[PATCH] 1321 (partial): run Python pretxnchangegroup hooks before disk flush

Fri Jan 16 14:14:15 CST 2009

On Fri, 2009-01-16 at 00:42 -0600, Matt Mackall wrote:
> On Thu, 2009-01-15 at 11:22 -0500, Jesse Glick wrote:
> > Doug Philips wrote:
> > >> 1321 (partial): run Python pretxnchangegroup hooks before disk flush.
> > > 
> > > Other issues aside, this would imply that an in memory python hook could not "call out" (subprocess, etc) to an external program?
> > 
> > It could.
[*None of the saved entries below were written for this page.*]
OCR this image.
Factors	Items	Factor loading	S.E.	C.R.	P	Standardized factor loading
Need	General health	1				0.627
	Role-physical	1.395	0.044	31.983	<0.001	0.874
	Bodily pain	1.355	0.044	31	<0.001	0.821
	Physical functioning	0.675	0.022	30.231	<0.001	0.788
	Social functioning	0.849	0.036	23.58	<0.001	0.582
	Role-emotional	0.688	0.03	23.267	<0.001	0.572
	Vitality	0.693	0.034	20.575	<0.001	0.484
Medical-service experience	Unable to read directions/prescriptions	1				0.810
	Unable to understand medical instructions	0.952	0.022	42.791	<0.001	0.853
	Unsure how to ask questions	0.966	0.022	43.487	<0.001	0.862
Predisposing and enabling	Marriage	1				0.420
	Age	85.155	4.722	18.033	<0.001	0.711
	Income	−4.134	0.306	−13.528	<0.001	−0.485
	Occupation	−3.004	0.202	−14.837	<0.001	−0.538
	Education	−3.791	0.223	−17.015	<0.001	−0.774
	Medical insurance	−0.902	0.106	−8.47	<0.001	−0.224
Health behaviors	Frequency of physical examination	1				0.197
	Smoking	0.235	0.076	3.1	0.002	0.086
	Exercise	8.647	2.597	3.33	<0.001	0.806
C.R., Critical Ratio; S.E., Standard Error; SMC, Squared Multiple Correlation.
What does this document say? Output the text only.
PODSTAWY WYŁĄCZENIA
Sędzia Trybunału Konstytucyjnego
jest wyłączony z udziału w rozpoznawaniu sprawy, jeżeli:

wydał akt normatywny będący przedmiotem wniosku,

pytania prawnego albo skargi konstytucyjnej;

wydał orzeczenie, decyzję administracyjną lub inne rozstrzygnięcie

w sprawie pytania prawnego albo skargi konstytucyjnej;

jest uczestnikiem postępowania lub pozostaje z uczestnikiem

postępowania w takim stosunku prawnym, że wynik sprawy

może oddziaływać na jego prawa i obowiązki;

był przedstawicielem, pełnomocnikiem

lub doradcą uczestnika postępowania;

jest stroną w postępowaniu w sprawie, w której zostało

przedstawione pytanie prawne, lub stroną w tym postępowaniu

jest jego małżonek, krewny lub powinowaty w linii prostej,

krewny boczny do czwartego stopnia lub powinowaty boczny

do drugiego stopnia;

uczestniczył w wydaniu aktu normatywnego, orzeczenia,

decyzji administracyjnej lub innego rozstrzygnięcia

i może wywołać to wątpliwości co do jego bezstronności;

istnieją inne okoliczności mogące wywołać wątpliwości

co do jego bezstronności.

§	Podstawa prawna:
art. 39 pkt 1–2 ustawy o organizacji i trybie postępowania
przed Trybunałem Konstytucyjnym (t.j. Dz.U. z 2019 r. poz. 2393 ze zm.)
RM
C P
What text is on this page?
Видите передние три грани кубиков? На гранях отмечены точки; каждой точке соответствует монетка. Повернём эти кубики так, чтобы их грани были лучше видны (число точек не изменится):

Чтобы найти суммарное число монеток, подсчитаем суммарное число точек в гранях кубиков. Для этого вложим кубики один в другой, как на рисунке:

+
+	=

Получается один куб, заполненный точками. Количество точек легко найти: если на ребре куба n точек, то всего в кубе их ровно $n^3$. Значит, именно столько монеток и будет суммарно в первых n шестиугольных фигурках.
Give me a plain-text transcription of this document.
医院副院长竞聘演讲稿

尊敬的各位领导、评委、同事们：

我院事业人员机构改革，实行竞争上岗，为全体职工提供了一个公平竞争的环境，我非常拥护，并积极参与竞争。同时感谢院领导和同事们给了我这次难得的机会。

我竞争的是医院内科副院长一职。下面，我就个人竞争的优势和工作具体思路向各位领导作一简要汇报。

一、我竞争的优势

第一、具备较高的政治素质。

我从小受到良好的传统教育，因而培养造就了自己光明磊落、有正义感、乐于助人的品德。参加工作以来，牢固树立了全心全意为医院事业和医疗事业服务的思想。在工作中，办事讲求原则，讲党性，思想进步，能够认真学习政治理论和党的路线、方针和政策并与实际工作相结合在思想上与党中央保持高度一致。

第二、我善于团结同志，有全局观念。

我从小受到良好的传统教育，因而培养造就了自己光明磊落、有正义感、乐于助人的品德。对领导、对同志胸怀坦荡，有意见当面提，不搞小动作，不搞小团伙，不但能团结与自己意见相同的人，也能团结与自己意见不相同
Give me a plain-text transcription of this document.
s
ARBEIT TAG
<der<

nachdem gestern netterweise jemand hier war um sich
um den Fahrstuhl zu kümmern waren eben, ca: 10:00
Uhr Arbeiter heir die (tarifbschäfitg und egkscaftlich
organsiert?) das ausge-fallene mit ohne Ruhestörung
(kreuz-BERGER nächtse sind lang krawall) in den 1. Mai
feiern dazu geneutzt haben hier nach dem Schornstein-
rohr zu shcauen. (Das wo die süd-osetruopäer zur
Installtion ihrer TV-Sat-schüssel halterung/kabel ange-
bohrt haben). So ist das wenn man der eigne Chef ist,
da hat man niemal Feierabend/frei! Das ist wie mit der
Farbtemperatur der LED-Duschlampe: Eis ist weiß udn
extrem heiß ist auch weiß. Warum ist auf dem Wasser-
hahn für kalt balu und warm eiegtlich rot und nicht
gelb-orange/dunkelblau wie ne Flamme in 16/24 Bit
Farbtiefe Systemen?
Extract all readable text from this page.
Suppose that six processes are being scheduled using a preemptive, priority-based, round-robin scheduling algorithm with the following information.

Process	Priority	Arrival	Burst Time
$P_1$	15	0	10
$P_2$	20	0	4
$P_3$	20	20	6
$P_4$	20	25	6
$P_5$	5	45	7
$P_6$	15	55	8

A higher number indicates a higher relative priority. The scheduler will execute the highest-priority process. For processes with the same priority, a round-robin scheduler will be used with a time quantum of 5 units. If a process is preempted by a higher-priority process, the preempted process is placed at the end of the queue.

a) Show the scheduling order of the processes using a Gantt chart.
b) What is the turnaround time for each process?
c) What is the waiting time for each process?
But if for some reason it happened to (perhaps indirectly)
> > call out to the 'hg' executable, that instance of Hg would not see the
> > pending changesets.
> > 
> > Having an in-process hook which winds up calling the external hg
> > executable seems perverse to me - you will lose the power & speed of
> > the in-process hook, so you might as 
> > well have used an external hook to begin with - but it is possible
> > someone is doing it. If so, it would be straightforward to have an
> > option to run the in-process hooks 
> > after the flush as in current releases.
> > 
> > Another option would be to run pretxnchangegroup hooks exactly as they
> > are now, but introduce a new hook such as pretxnflushchangegroup,
> > documented to run before the 
> > flush and aborting in case you tried to pass an external hook (unless
> > and until this is implemented somehow).
> 
> I'm convinced we need to do something here.
> 
> I'd probably prefer a new hook with a less unfortunate name. I'd rather
> not introduce the new python-only hook distinction either.
> 
> I might also be convinced to consider a way to make shell hg commands
> work with the not-quite-committed changegroup, perhaps via a global flag
> like --pending. Or maybe even an environment variable.
> 
> The environment variable would be something like
> HGPENDING=path/to/new/changelog.i
> 
> We'd set this in the hook environment and when this was present, hg
> inside the hook would use it rather than the default changelog.i path
> (provided it was in a sensible place).
> 
> This would still need a new hook name, and we could provide a way for
> in-process hooks to see the updated repo similar to what you've done.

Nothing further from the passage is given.